Patches are being released today by most vendors and will be released soon by all, said Dan Kaminsky, director of penetration testing for IOActive Inc., who discovered the vulnerability about six months ago.
Automatic updates will handle patching in most servers, but it is critical for all organizations to identify name servers in their networks and make sure that the proper patches are applied, Kaminsky said.
According to a bulletin from the U.S. Computer Emergency Readiness Team (U.S. CERT), the vulnerability (VU#800113) could allow cache poisoning and misdirection of Web requests, sending users to unknown Web sites.
Web poisoning exploits already are known, but because the new vulnerability is in the basic design of the protocol itself, it is potentially more dangerous that previous problems. If the vulnerability were exploited, "you would have the Internet, but it wouldn't be the Internet you expect," Kaminsky said.
There are no indications of an exploit for the vulnerability, he added.

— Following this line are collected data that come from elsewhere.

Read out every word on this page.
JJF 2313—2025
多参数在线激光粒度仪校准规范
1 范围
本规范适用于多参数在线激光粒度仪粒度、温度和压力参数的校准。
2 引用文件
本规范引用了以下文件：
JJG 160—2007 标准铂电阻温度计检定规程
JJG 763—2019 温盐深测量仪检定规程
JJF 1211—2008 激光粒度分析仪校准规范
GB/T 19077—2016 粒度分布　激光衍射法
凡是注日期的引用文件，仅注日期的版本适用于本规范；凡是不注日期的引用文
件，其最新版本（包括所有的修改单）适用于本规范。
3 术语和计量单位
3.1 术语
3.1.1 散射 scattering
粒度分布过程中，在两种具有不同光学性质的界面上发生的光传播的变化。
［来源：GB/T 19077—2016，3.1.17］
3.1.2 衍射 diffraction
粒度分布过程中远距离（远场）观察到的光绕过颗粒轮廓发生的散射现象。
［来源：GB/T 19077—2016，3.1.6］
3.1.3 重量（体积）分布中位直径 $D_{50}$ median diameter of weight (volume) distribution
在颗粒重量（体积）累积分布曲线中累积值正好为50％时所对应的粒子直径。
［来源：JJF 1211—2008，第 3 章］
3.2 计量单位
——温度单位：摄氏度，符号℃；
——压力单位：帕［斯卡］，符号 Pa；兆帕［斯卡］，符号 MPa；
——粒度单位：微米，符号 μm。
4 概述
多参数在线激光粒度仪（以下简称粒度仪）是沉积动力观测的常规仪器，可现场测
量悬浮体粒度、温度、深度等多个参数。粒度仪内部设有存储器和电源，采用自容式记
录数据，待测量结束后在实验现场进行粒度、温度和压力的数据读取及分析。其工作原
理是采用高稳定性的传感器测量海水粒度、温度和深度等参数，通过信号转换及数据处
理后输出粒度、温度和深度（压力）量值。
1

DNS is a hierarchical system that translates written names such as those in URLs and e-mail addresses into IP addresses. This function makes it critical to almost all uses of the Internet. Because the vulnerability is in the basic design of the design of DNS, it is found in nearly all implementations of the protocols and the response has been coordinated.
Kaminsky said he found the bug by accident. "I wasn't looking for this at all."
A group of 16 security researchers met on the Microsoft campus in March to coordinate a response.
"Because of the fundamental nature of the vulnerability, it is in all of our implementations, and we agreed that that only way we could do this was by a coordinated release across all platforms," Kaminsky said in a news conference Tuesday announcing the release.
Vendors agreed to release patches in July and wait for a month before releasing details of the vulnerability.
Some vendors made early releases of the patches available to large Internet service providers such as Comcast, which already have begun patching their infrastructures.
By withholding details and using a patch that does not directly fix the vulnerability itself, the researchers hope to make it as difficult as possible for hackers to reverse-engineer and find the vulnerability.
"Reverse-engineering is not impossible," Kaminsky said. "But we hope it will not be done quickly. Things are well under control. We have bought you as much time as possible."
It now is up to administrators to ensure that all servers are patched.
Although details of the vulnerability have not been released, Kaminsky said it involves a weakness in the transaction ID used in DNS queries. Currently, replies to a DNS query have to contain the proper transaction ID, which is chosen randomly from 65,000 values.
"For undisclosed reasons, 65,000 is just not enough," Kaminsky said. "We needed more randomization."
That is being obtained from a source port ID, another random identifier in the packet. After patching, replies to DNS queries will require not only the proper transaction ID but also the proper source port ID. "We are making a system that was somewhat random more random," Kaminsky said.
"The use of randomized source ports can be used to gain approximately 16 additional bits of randomness in the data that an attacker must guess," U.S. CERT said.
Art Manion, lead vulnerability analyst for U.S. CERT, said a number of government agencies cooperated in the response to the vulnerability.
Although patches are being released today, Kaminsky said that installing patches will not necessarily happen immediately because DNS is such a fundamental part of the Internet.
"It is very important to get DNS patched correctly," according to Kaminsky. "If you screw up the deployment of a fix, a lot of people get a sudden outage."
In some cases, more than patching will be required. Firewalls in front of servers limiting the number of ports that can be used may have to be reconfigured to allow the higher level of randomization. Many servers are running older versions of the Berkeley Internet Name Domain (BIND) server, probably the most commonly used DNS software. The latest version is BIND 9; BIND 8 no longer is supported, but about 6 percent of servers scanned in a recent global survey still were running it. Those servers will have to update to version 9.
Joao Damas, senior program manager for ISC whose responsibilities include BIND, said Yahoo has agreed to migrate its infrastructure to BIND 9.
Kaminsky is scheduled to release details of the vulnerability at the Black Hat Briefings security conference being held next month in Las Vegas.